Freshworks Form 4: 187,500 RSUs Vest, 103,463 Shares Disposed at $12.68
Rhea-AI Filing Summary
On 08/01/2025, Executive Chairman & Director Rathnagirish Mathrubootham filed a Form 4 detailing several equity movements in Freshworks Inc. (FRSH).
- RSU vesting: 187,500 Restricted Stock Units vested (code M) and were issued as the same number of Class B shares at a $0 exercise price.
- Class B-to-A conversions: The newly issued 187,500 Class B shares plus 103,463 existing Class B shares automatically converted into Class A (codes M and C) under the company’s dual-class structure.
- Tax withholding: 103,463 Class A shares were withheld/disposed at $12.68 (code F) to cover payroll taxes.
Post-transaction holdings stand at 724,515 Class A shares held directly, 10,918,756 Class B shares, and 187,500 unconverted RSUs. The filing shows no open-market sale; the executive’s net economic exposure to Freshworks equity remains largely intact.
Positive
- 187,500 RSUs vested, increasing insider long-term equity exposure and signaling continued executive alignment.
- No discretionary open-market sale; only shares withheld for taxes, mitigating concerns about insider confidence.
Negative
- 103,463 Class A shares disposed at $12.68, which may be viewed as insider selling even if tax-related.
Insights
TL;DR Routine RSU vesting plus tax-withholding sale; negligible dilution and limited sentiment impact on FRSH.

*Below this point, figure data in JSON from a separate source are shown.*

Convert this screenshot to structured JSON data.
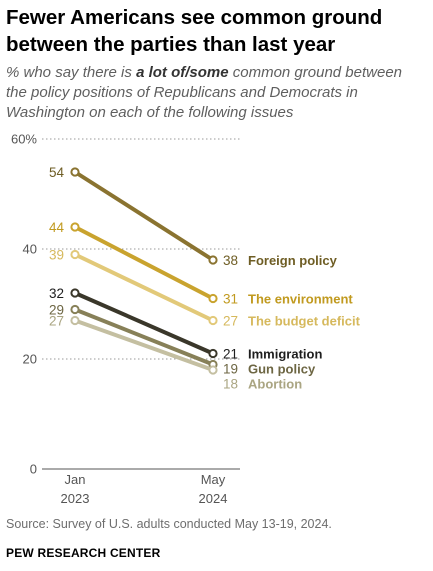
{
  "title": "Fewer Americans see common ground between the parties than last year",
  "subtitle": {
    "prefix": "% who say there is ",
    "emphasis": "a lot of/some",
    "suffix": " common ground between the policy positions of Republicans and Democrats in Washington on each of the following issues"
  },
  "source_note": "Source: Survey of U.S. adults conducted May 13-19, 2024.",
  "brand": "PEW RESEARCH CENTER",
  "chart_data": {
    "type": "line",
    "title": "Fewer Americans see common ground between the parties than last year",
    "x": [
      {
        "line1": "Jan",
        "line2": "2023"
      },
      {
        "line1": "May",
        "line2": "2024"
      }
    ],
    "ylim": [
      0,
      60
    ],
    "yticks": [
      0,
      20,
      40,
      60
    ],
    "ytick_labels": [
      "0",
      "20",
      "40",
      "60%"
    ],
    "grid": "dotted horizontal at 20, 40, 60",
    "series": [
      {
        "name": "Foreign policy",
        "values": [
          54,
          38
        ],
        "color": "#8a7330",
        "label_color": "#6e5d24"
      },
      {
        "name": "The environment",
        "values": [
          44,
          31
        ],
        "color": "#c9a32e",
        "label_color": "#c19a1f"
      },
      {
        "name": "The budget deficit",
        "values": [
          39,
          27
        ],
        "color": "#e2c979",
        "label_color": "#d6b95d"
      },
      {
        "name": "Immigration",
        "values": [
          32,
          21
        ],
        "color": "#3a372a",
        "label_color": "#1e1e1e"
      },
      {
        "name": "Gun policy",
        "values": [
          29,
          19
        ],
        "color": "#878058",
        "label_color": "#6d6643"
      },
      {
        "name": "Abortion",
        "values": [
          27,
          18
        ],
        "color": "#c4bfa1",
        "label_color": "#aaa582"
      }
    ]
  }
}
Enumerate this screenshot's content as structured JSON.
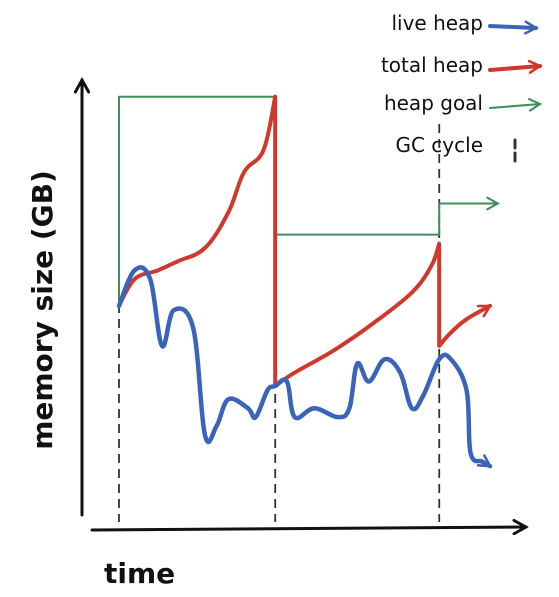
{
  "chart_data": {
    "type": "line",
    "xlabel": "time",
    "ylabel": "memory size (GB)",
    "grid": false,
    "legend_position": "top-right",
    "legend": [
      {
        "label": "live heap",
        "color": "#3a64b8"
      },
      {
        "label": "total heap",
        "color": "#d0382b"
      },
      {
        "label": "heap goal",
        "color": "#3f8f5a"
      },
      {
        "label": "GC cycle",
        "color": "#333333"
      }
    ],
    "gc_cycles": [
      1,
      5,
      9.2
    ],
    "series": [
      {
        "name": "live heap",
        "color": "#3a64b8",
        "points": [
          [
            1,
            0.47
          ],
          [
            1.4,
            0.55
          ],
          [
            1.8,
            0.53
          ],
          [
            2.1,
            0.38
          ],
          [
            2.4,
            0.46
          ],
          [
            2.9,
            0.42
          ],
          [
            3.2,
            0.18
          ],
          [
            3.5,
            0.2
          ],
          [
            3.8,
            0.26
          ],
          [
            4.3,
            0.24
          ],
          [
            4.5,
            0.22
          ],
          [
            4.8,
            0.28
          ],
          [
            5,
            0.29
          ],
          [
            5.3,
            0.3
          ],
          [
            5.5,
            0.22
          ],
          [
            6,
            0.24
          ],
          [
            6.6,
            0.22
          ],
          [
            6.9,
            0.24
          ],
          [
            7.1,
            0.34
          ],
          [
            7.4,
            0.3
          ],
          [
            7.8,
            0.35
          ],
          [
            8.2,
            0.32
          ],
          [
            8.5,
            0.24
          ],
          [
            8.8,
            0.27
          ],
          [
            9.2,
            0.35
          ],
          [
            9.5,
            0.35
          ],
          [
            9.9,
            0.28
          ],
          [
            10,
            0.14
          ],
          [
            10.3,
            0.12
          ],
          [
            10.5,
            0.11
          ]
        ]
      },
      {
        "name": "total heap",
        "color": "#d0382b",
        "points": [
          [
            1,
            0.47
          ],
          [
            1.4,
            0.53
          ],
          [
            2,
            0.55
          ],
          [
            2.5,
            0.57
          ],
          [
            3.2,
            0.6
          ],
          [
            3.8,
            0.68
          ],
          [
            4.2,
            0.77
          ],
          [
            4.7,
            0.82
          ],
          [
            5,
            0.94
          ],
          [
            5,
            0.29
          ],
          [
            5.5,
            0.32
          ],
          [
            6.5,
            0.37
          ],
          [
            7.5,
            0.43
          ],
          [
            8.5,
            0.5
          ],
          [
            9,
            0.56
          ],
          [
            9.2,
            0.61
          ],
          [
            9.2,
            0.38
          ],
          [
            9.5,
            0.41
          ],
          [
            9.9,
            0.44
          ],
          [
            10.5,
            0.47
          ]
        ]
      },
      {
        "name": "heap goal",
        "color": "#3f8f5a",
        "points": [
          [
            1,
            0.47
          ],
          [
            1,
            0.94
          ],
          [
            5,
            0.94
          ],
          [
            5,
            0.63
          ],
          [
            9.2,
            0.63
          ],
          [
            9.2,
            0.7
          ],
          [
            10.7,
            0.7
          ]
        ]
      }
    ]
  }
}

The bulk of the activity is an automatic RSU vest and internal Class B-to-A conversion. The only disposition—103,463 shares at $12.68—was strictly to satisfy withholding obligations, not an elective market sale. Mathrubootham still controls >11 million shares, so alignment with shareholders remains strong. Share count impact (<0.1% of basic shares) and cash proceeds are immaterial to valuation. Overall, the filing is administratively neutral, though continuous insider holding provides some governance comfort.
TL;DR Dual-class conversion mechanics executed as designed; nothing flags heightened governance risk.
The automatic conversion of Class B to Class A shares illustrates Freshworks’ sunset rules but does not alter Mathrubootham’s voting power materially because Class B super-voting rights persist until conversion. The vesting schedule (48-month quarterly) is standard for founder retention. No Rule 10b5-1 plan is indicated, yet the absence of discretionary selling tempers any negative perception. From a governance standpoint, the transaction is routine.
Insider Trade Summary
| Type | Security | Shares | Price | Value |
|---|---|---|---|---|
| Exercise | Restricted Stock Units | 187,500 | $0.00 | -- |
| Exercise | Class B Common Stock | 187,500 | $0.00 | -- |
| Conversion | Class B Common Stock | 103,463 | $0.00 | -- |
| Conversion | Class A Common Stock | 103,463 | $0.00 | -- |
| Tax Withholding | Class A Common Stock | 103,463 | $12.68 | $1.31M |
Footnotes (1)
- Units withheld to satisfy tax withholding obligations due in connection with the vesting of RSUs previously granted to the Reporting Person on September 12, 2021. Each Restricted Stock Unit represents a contingent right to receive one share of Class B Common Stock. The shares of Class B Common Stock underlying the RSU award granted under the Issuer's 2011 Stock Plan vest in equal quarterly installments over 48 months following November 1, 2021, subject to the Reporting Person's continued service through each vesting date. Each share of Class B Common Stock held by the Reporting Person will automatically convert into one share of Class A Common Stock upon the sale or transfer of such share of Class B Common Stock, subject to certain exceptions, and in certain other circumstances described in the Issuer's amended and restated certificate of incorporation. Each share of Class B Common Stock will also be convertible at any time at the option of the Reporting Person into one share of Class A Common Stock, and has no expiration date.